Ia juga mengadakan video call dengan para peneliti Coelanth dari Afrika Selatan dan negara lainnya untuk membenarkan spekulasi tersebut.
Untuk menjaga kesegaran spesimen yang sangat penting untuk pengembangan penelitian lebih lanjut, tim berkoordinasi untuk menyimpan spesimen di depot penyejuk suhu yang beralat kerja sama dengan perusahaan perikanan Tuna Jepang.
“Negara-negara menyambut baik dan mendukung penyimpanan ikan purba ini pada suhu-80 derajat Celsius,” kata Profesor Masengi.
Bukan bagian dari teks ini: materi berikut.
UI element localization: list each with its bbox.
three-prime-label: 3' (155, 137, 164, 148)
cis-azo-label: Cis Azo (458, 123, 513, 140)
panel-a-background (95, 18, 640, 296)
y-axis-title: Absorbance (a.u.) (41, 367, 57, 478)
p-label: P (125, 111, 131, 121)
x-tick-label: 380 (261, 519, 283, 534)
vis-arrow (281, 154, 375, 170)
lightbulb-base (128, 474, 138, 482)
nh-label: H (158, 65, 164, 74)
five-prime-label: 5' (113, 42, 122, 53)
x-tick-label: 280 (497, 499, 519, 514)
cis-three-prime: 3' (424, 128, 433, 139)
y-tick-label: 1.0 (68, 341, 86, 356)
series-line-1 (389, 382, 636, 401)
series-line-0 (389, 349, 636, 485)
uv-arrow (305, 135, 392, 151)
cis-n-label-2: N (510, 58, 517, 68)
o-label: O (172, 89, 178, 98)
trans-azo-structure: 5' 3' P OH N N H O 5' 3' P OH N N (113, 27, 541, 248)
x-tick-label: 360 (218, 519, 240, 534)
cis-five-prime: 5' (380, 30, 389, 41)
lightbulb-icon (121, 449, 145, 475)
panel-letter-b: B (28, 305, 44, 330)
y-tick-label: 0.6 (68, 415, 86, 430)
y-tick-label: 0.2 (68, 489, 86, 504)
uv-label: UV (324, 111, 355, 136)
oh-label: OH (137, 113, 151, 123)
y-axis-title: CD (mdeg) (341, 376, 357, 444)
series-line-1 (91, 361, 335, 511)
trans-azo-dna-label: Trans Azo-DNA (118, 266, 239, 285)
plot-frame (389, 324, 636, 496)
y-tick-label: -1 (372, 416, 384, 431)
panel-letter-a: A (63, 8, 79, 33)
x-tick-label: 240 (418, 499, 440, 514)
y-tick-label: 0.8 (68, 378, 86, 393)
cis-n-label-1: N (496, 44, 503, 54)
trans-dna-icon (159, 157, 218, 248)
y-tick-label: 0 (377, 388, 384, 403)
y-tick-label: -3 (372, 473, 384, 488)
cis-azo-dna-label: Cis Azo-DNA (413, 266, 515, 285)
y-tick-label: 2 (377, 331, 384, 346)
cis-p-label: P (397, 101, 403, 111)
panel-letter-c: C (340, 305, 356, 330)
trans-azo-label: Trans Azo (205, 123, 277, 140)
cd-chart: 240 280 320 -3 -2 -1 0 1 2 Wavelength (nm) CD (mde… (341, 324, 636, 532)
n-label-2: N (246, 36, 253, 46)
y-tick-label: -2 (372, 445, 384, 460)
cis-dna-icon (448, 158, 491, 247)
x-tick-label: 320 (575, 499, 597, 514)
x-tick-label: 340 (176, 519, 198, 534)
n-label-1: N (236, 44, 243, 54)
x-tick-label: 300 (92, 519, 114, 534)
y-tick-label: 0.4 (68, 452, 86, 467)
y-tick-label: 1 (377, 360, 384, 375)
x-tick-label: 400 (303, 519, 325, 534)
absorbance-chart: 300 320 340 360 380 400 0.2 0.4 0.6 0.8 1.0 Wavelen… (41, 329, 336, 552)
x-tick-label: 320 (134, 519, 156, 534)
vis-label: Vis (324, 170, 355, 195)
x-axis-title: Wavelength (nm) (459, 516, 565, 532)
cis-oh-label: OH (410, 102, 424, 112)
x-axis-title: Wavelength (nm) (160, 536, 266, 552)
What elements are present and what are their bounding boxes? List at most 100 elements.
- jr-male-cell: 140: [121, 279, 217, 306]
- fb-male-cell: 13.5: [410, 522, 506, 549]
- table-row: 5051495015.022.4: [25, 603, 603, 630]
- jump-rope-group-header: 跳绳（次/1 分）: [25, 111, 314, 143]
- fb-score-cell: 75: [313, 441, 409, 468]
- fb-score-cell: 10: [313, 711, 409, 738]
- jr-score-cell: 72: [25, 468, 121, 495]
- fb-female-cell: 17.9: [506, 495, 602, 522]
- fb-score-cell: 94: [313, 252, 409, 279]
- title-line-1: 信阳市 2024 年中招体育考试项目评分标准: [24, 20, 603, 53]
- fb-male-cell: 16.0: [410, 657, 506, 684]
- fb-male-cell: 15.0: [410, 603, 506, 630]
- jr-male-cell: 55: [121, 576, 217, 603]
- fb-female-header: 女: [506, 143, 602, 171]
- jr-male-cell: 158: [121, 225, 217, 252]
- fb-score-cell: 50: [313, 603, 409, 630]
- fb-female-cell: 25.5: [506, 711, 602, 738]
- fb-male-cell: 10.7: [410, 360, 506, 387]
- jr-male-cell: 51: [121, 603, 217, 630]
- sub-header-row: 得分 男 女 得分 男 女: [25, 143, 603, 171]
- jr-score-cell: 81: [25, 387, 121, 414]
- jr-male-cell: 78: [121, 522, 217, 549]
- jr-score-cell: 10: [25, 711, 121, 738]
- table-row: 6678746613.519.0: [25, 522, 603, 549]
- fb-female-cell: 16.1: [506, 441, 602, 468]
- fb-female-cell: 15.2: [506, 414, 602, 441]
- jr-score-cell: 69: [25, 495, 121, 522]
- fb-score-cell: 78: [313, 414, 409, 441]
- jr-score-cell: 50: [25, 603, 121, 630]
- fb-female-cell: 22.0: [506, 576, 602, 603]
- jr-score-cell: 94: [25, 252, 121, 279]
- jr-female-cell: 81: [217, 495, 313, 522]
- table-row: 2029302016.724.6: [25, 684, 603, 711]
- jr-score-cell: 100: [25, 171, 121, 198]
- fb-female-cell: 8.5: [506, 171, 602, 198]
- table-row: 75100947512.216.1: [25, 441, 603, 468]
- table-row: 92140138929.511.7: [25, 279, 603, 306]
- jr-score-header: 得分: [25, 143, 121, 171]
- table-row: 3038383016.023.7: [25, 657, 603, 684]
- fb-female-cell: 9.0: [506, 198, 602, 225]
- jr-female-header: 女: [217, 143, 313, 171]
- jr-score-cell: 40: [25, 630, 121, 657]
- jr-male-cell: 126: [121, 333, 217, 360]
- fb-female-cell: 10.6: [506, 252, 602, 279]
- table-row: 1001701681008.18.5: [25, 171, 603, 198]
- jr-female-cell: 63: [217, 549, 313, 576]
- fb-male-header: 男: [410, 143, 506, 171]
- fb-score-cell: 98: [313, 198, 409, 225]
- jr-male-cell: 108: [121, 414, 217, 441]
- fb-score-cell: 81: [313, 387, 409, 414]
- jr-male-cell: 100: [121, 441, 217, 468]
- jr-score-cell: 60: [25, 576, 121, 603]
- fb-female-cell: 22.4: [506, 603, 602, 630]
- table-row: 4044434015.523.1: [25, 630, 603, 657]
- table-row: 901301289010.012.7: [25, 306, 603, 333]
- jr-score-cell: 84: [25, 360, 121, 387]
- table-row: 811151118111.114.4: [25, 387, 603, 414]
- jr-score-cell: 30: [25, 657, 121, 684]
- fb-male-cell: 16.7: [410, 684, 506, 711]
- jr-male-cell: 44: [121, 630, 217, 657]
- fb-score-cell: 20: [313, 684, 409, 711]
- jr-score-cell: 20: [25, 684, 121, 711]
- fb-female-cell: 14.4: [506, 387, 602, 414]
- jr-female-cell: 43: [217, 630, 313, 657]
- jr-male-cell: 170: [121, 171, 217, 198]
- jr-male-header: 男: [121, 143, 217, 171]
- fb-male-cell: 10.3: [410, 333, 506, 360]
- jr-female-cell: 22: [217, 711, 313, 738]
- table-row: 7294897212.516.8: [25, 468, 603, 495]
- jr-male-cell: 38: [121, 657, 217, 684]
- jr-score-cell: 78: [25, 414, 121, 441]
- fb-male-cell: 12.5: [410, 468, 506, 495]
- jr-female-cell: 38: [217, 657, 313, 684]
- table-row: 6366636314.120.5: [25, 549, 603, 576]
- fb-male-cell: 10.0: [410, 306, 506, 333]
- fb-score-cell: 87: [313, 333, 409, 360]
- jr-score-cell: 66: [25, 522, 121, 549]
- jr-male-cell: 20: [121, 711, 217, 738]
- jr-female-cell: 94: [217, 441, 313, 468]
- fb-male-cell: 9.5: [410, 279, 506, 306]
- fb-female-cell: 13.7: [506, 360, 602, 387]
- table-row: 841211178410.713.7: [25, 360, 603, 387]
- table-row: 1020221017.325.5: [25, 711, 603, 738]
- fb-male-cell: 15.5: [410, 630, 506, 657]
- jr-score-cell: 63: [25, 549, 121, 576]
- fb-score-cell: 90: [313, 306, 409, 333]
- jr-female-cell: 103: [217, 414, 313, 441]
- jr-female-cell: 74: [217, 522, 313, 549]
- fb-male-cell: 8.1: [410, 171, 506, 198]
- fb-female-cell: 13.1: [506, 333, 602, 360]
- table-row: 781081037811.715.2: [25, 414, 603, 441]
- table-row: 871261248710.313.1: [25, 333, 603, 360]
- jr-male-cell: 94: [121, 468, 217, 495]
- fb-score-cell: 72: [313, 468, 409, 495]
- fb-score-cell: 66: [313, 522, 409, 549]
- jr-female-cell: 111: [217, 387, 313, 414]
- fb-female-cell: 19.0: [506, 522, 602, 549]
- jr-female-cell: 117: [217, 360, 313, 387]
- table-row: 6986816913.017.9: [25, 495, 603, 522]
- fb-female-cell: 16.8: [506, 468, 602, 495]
Beberapa peneliti dari berbagai lembaga telah bekerja sama koordinasi untuk partisipasi dalam penelitian ini, di antaranya adalah Profesor Trine Talei (Unsrat), IOCAS, Universitas Kanazawa, Universitas Ilmu Pengetahuan Laut Tokyo, dan Universitas Ryukyu TBRC.
Para peneliti dari Banda Aceh juga menghubungi untuk bergabung dalam penelitian ini, mengindikasikan keingintahuan luas terhadap penemuan ini.